En tant que scientifiques, nous avons tous reçu un certain niveau de formation en statistiques. Un concept fondamental est que nous essayons de faire des inférences sur une population spécifique, mais que nous n’avons accès qu’à un échantillon des personnes, des chiens, des amibes, etc. qui appartiennent à cette population. En échantillonnant au hasard des amibes par exemple, nous collectons des données et effectuons des tests statistiques pour en apprendre davantage sur l’ensemble de la population, pas seulement sur les amibes que nous avons testées.
Parce que nous ne sommes pas en mesure de collecter des données sur toutes les amibes, nos conclusions sont incertaines. La mesure dans laquelle nos conclusions s’appliquent à l’ensemble de la population, leur généralisation, dépend de la représentativité de notre échantillon de la population. Il se peut que le petit nombre d’amibes que nous avons échantillonnées était particulièrement agressif. Cette caractéristique n’est pas partagée par la majorité des amibes de la population, mais comme nous n’avons pas inclus de mesure d’agression dans notre étude actuelle, nous n’avons aucun moyen de savoir que notre échantillon n’est pas représentatif.
Cependant, parce que nos analyses statistiques révèlent une découverte intéressante, nous rédigeons un manuscrit et le soumettons à la revue top amoebas. Fait important, nous rédigeons le manuscrit du point de vue que notre échantillon est en fait représentatif de la population globale. Parce que nos résultats ont été très significatifs, nous sommes convaincus d’avoir découvert quelque chose d’important. Mais est-ce en fait vrai?
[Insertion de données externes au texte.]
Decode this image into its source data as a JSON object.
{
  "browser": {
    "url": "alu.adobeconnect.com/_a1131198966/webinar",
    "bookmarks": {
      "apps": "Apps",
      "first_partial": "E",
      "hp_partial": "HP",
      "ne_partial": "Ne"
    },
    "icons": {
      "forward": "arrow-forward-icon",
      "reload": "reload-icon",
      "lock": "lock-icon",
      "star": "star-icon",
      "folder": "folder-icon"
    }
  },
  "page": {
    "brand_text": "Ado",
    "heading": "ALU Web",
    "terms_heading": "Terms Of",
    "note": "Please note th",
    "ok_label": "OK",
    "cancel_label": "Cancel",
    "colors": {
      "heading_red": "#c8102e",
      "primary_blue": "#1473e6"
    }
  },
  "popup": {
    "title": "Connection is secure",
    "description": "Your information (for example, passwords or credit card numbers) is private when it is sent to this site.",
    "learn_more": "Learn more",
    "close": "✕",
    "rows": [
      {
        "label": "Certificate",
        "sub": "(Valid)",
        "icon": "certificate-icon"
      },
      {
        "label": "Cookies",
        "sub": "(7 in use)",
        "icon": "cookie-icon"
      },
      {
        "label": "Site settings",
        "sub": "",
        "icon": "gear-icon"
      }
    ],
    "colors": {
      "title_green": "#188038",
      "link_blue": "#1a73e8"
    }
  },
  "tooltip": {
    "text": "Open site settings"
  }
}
En moyenne, les échantillons plus grands qui sont vraiment sélectionnés au hasard seront plus représentatifs de l’ensemble de la population qu’un échantillon plus petit. Pourtant, la science est truffée d’études réalisées sur de petits échantillons, qui dans la plupart des cas ne représentent pas la population globale. Pourquoi y a-t-il tant de petites études? Comme l’a souligné le lauréat du prix Nobel Daniel Kahneman il y a plus de 40 ans, une partie du problème est que les humains dirigent le spectacle
Croyance en la loi des petits nombres
Dans un article publié en 1971 dans le Bulletin psychologique intitulé Croyance en la loi des petits nombres, Tversky & Kahneman soutient que parce que les scientifiques, qui sont humains, ont une mauvaise intuition des lois du hasard (i.e. probabilité), il existe une croyance écrasante (et erronée) selon laquelle un échantillon sélectionné au hasard est hautement représentatif de la population étudiée. Les auteurs ont testé (et confirmé) cette hypothèse en menant une série d’enquêtes sur des scientifiques.
Intervalles de confiance.
« Un intervalle de confiance, cependant, fournit un indice utile de variabilité d’échantillonnage, et c’est précisément cette variabilité que nous avons tendance à sous-estimer. »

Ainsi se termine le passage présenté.